Because every human being is created in the image of God, the Christian must labor to uphold the dignity of others and take no part in practices that abuse and exploit them.
Good afternoon! If you have your Bibles, grab them. We’re going to start the new year slowly, and I will make this as easy as possible. We will be in Genesis 1, and many of you have already read that passage due to your Bible reading plan. However, Genesis 1 is where we’re going to camp out today.
Before we get started, I want to take about six or seven minutes here to express my gratitude. I want to specifically highlight who I am thanking. I want to thank the covenant members of the Village Church. If you only come here a couple of times a year, I am grateful to God for you. However, what I am thanking the congregation for now is something that they have done beautifully.
In my 17 years as pastor, I think there have been probably three or four what we call eras. My first seven to eight years were marked by an insane amount of growth—over a thousand people a year, in fact. That phase continued through year ten, but it was wild. During year eight, it was a chaotic time. Many of those sermons are no longer available online because I was overly enthusiastic and immature. Whether you know it or not, I was more aware of what I didn’t want to be than what I was supposed to be. Are you following me? The outcome was a lot of harsh critique of evangelicalism. In fact, I think 90% of my sermons focused on what evangelicalism was doing wrong and why we would not follow suit. That actually attracted a certain type of person to the Village—someone who could not tell us anything, as we were just telling everyone. There was an arrogance there in that season.
By the way, it was a great time; we ended up holding six services, which is incredible! Then, that season transitioned into the multi-site era, which was probably one of my favorite moments at the Village. For six weeks, we prayed and fasted, asking the Lord to do something significant. Within a couple of years, close to 14 million dollars' worth of real estate was deeded to us by other churches in really key locations around the Metroplex.

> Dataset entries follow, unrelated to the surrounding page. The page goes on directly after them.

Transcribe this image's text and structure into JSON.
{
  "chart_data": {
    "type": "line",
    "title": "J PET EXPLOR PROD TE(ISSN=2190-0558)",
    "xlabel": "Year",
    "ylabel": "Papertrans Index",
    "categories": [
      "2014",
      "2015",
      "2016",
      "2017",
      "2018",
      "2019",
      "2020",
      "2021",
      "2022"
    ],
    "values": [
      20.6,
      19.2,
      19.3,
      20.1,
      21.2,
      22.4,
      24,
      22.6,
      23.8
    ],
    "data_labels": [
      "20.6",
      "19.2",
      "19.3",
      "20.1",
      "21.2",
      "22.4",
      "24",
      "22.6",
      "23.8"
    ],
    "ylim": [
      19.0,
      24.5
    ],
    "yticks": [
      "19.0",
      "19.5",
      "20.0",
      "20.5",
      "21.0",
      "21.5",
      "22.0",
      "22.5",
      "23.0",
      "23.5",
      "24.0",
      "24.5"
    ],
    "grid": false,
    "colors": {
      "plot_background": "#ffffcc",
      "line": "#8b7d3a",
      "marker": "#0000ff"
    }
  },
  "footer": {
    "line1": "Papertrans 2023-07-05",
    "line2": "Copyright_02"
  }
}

This introduced the multi-site era at the Village Church. We grew to five campuses and attracted 12 to 15 thousand people on weekends.
That led us to 2015 when the Lord humbled us, and we needed it. We didn’t realize how much we needed it. I’m speaking about us as leaders, though you as laymen and women may have needed it too. We were confronted with the reality of our size, scope, fame, and brand. We began to value process over people and realized we had done some things that were not pleasing to the Lord. He exposed us for it, and by the grace of God, we tried to take ownership. I stood on this stage, attempting to own not just what we thought we were guilty of, but even more than we thought we were guilty of. I believed that the way to honor the Lord when He is humbling you is to embrace that, not resist it.
In 2015, that season of humbling led us to what we would later call «Multiplied.» You might not be aware, but we have been in a phase of multiplication for several years now. Multiplication is the process of divesting our campuses to autonomous churches. It is a purposeful plan to intentionally shrink the Village Church and make it a single congregation in the suburbs of Flower Mound that, by the grace of God, has a global reach.
I have joked, but with great pride, that we are the fastest-shrinking church in the United States by design—on purpose and with a lot of joy in it right now. So, you and I have been engaged in this multiplication process, and this brings me to my thank you. We are currently in a season where an established vision and purpose—one that was effective by every human metric—is coming to a close, while a new vision and direction is beginning to emerge from that ending.
If you are invested, if you are more than just an occasional attender of the Village, you can sense that we are at a crossroads. You might be feeling the loss of something or have a thousand questions about what we will do and what this all means. What does the future hold? Are we still going to have this, and I hope they don’t touch that because people love their church—that is universally true.
People truly cherish the church they joined and believe it should never change. If you’ve ever witnessed a church split, you may understand why—when people join a church, they do so because they love everything about it. If you try to touch or change that, they will remind you, «We’ve always done it this way.»